ATO Tips & Mistakes to avoid when declaring the income and expenses on your rental property this financial year.
Tip 1: Apportioning income and expenses for co-owned properties correctly
- If the rental property is jointly owned with another individual (related or not), each individual must declare the rental income and claim expenses according to the individual’s legal ownership of the property. This means, if one legally own 40% of the property they must declare 40% of the income and claim 40% of the expenses incurred.
- As joint tenants, their legal interests will be split equally, and as tenants in common they might have different ownership interests.
Owner A legally owns 40% of the rental property and Owner B legally owns 60% of the property. Owner A must declare 40% of the rental income and is entitled to claim 40% of the expenses incurred. Owner B must declare 60% of the income and expenses.
Tip 2: Ensuring the property is genuinely available for rent
It’s a requirement that the property must be genuinely available for rent during the financial year to claim a tax deduction: Therefore:
- They must be able to display a clear intention to rent out the property
- Advertising the rental property so that someone is likely to rent it and ensuring rent is set in line with similar properties rent prices in the local area.
- Avoiding unreasonable rental conditions
Tip 3: Initial repairs and capital improvements
- Ongoing repairs that relate directly to wear and tear or other damage which has occurred as a result of renting out the property can be claimed in full in the same year the expenses were incurred. For example, repairing the hot water system or part of a damaged ceiling can be deducted immediately.
- Initial repairs for damage that existed when the property was purchased, such as replacing broken light fittings and repairing damaged floorboards are not immediately deductible. Instead these costs are used to calculate the capital gain or capital loss when you sell the property.
- Replacing an entire structure such as the roof when only part of it is damaged or renovating a bathroom is classified as an improvement and is not immediately deductible. These are building costs which can be claimed at 2.5% each year for 40 years from the date of completion.
- If a removable item is completely replaced and it costs more than $300 (for example, replacing the entire hot water system) the cost must be depreciated over a number of years.
Tip 4: Claiming borrowing expenses
- If the borrowing expenses are over $100, the deduction is spread over five years. If the costs are $100 or less, the full amount can be claimed in the same income year the expense was incurred.
- Borrowing expenses can include loan establishment fees, title search fees and costs of preparing and filing mortgage documents.
Tip 5: Purchase costs
- Expenses such as conveyancing fees and stamp duty incurred when purchasing the rental property can’t be claimed as a tax deduction. These expenses will be used if the property is sold, to calculate whether capital gains tax is payable or if a loss has occurred.
Tip 6: Interest paid on your loan
- If a loan is taken out for the purchase of the rental property and some of the funds are used for personal items, for example going on an overseas holiday, you can’t claim the interest on that part of the loan. You can only claim the part of the interest that relates to the rental property.

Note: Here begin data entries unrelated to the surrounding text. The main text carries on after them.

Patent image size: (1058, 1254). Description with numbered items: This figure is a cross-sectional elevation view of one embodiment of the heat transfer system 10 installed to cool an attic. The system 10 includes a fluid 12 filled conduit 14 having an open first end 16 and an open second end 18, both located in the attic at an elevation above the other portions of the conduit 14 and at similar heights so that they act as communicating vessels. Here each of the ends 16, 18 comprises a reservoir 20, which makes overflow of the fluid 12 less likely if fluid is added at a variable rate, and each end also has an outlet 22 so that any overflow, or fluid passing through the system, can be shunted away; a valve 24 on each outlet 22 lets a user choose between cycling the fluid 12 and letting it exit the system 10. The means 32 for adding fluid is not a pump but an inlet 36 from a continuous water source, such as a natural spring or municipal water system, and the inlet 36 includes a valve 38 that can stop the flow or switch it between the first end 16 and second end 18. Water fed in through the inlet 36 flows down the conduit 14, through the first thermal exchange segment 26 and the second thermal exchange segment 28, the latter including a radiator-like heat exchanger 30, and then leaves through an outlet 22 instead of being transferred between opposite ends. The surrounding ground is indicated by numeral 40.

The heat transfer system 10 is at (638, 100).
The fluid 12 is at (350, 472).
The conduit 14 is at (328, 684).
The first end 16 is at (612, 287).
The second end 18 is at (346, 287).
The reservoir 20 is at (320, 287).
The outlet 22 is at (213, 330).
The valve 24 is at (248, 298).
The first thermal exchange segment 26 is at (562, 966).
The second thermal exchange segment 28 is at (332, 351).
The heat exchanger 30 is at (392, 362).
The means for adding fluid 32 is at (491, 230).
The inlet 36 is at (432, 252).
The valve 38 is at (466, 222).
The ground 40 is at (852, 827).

- If the loan is used solely for the rental property, then the full amount of interest paid over the period can be claimed as a tax deduction.
Tip 7: Construction costs
- As outlined previously, you can claim certain building costs, including extensions, alterations and structural improvements as capital works deductions. As a general rule, capital works deductions are claimed at 2.5% of the construction cost for 40 years from the date the construction was completed. Where the property was owned by someone else previously, and they claimed capital works deductions, ask them to provide the details so you can correctly calculate the deduction which you are entitled to claim. If these details can’t be obtained from the previous owner, the services of a professional can be used to estimate previous construction costs in the form of a depreciation schedule report.
Tip 8: Renting to family or friends
- If the rental property is rented out to family or friends below market rate, you’re only able to claim a deduction for that period up to the amount of rent received. You can’t claim deductions when family or friends stay free of charge, or for periods of personal use.
Tip 9: Capital gains on sale
- When the rental property is sold, you may have either a capital gain or a capital loss. Generally, this is the difference between what it cost to purchase and improve the property, and what was received when the property was sold. The costs must not include amounts already claimed as a deduction against rental income earned from the property, including depreciation and capital works. If there is a capital gain on sale, you will need to include the gain in the individuals tax return for that income year. If there is a capital loss, the loss can be carried forward and deducted from capital gains in later years.